After this, I continued wasting time by checking in with Facebook. First thing I saw? A post by my friend Laura Kobayashi* from BBC News entitled, Orchestras ‘still hostile to women’ (http://www.bbc.co.uk/news/entertainment-arts-25881668). Huh. It seems that many of the same arguments used against women playing violin (and other instruments) in orchestras more than a century ago are now being lobbed at female conductors—even established ones like Marin Alsop. To quote: “…several prominent men queried her [Alsop’s] appointment as the first female conductor of the Last Night of the Proms last year.
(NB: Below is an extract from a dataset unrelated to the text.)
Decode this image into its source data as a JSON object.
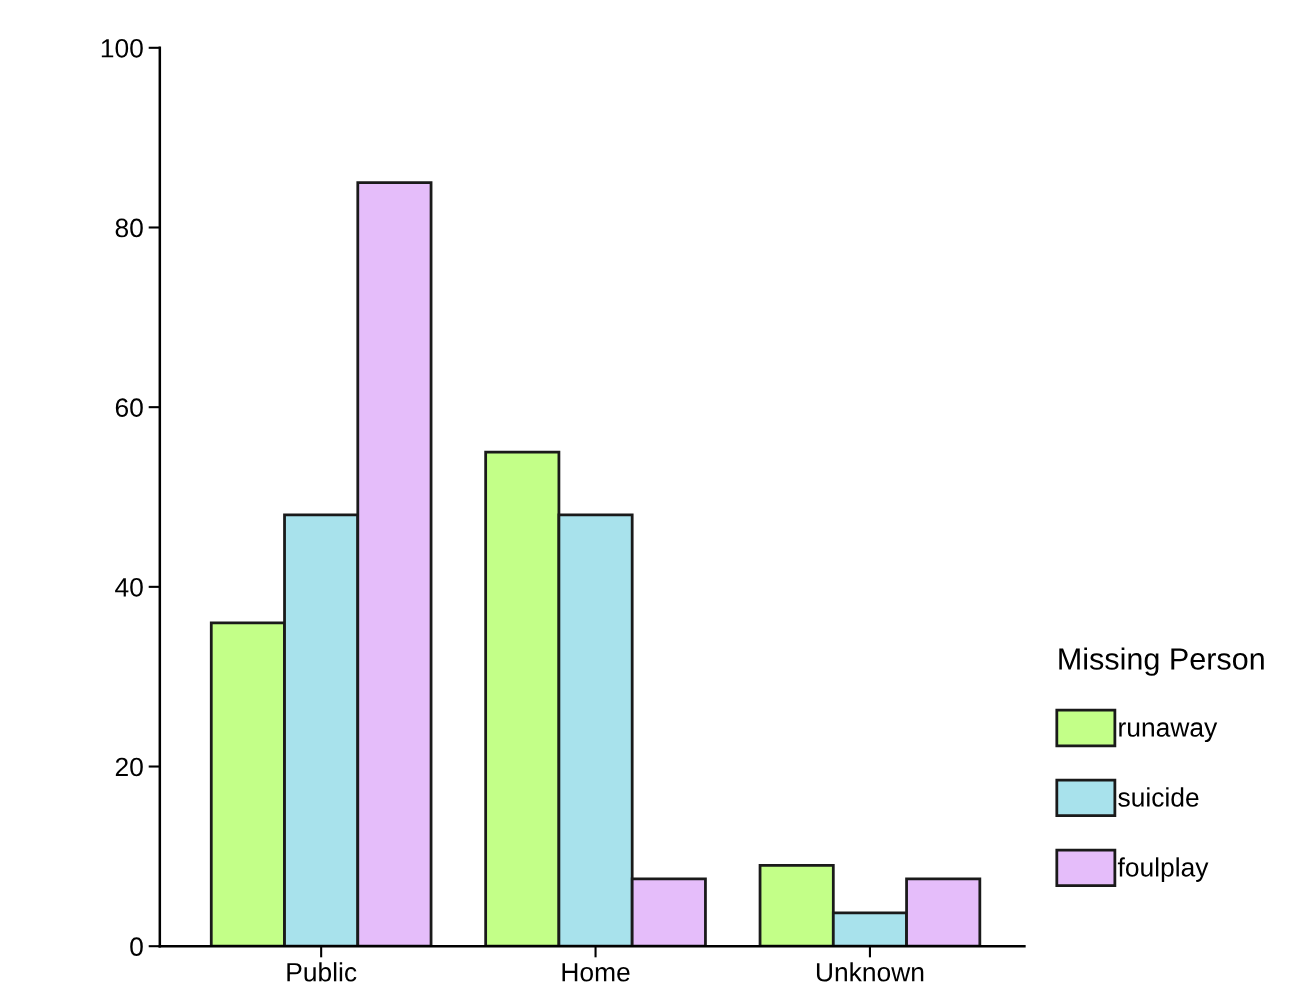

Bruno Mantavani, head of the Paris Conservatoire, said most women would find conducting too ‘physically demanding’. ‘Sometimes women are disheartened by the physical aspect,’ he told France Musique. ‘Conducting, flying, conducting again is quite demanding.’”

Perhaps he neglects to use a plane?

The article continues, “Russian conductor Vasily Petrenko also claimed orchestral musicians could be distracted by a female lead, saying that ‘a cute girl on a podium means that musicians think about other things’.”

And that’s the woman’s fault?

It seems astonishing to me that anyone today would think these things about women conductors, let alone say them out loud to the press. The more things change, the more they stay the same?


*Laura is a wonderful violinist. You should check out her cd of music by women composers, Feminissimo!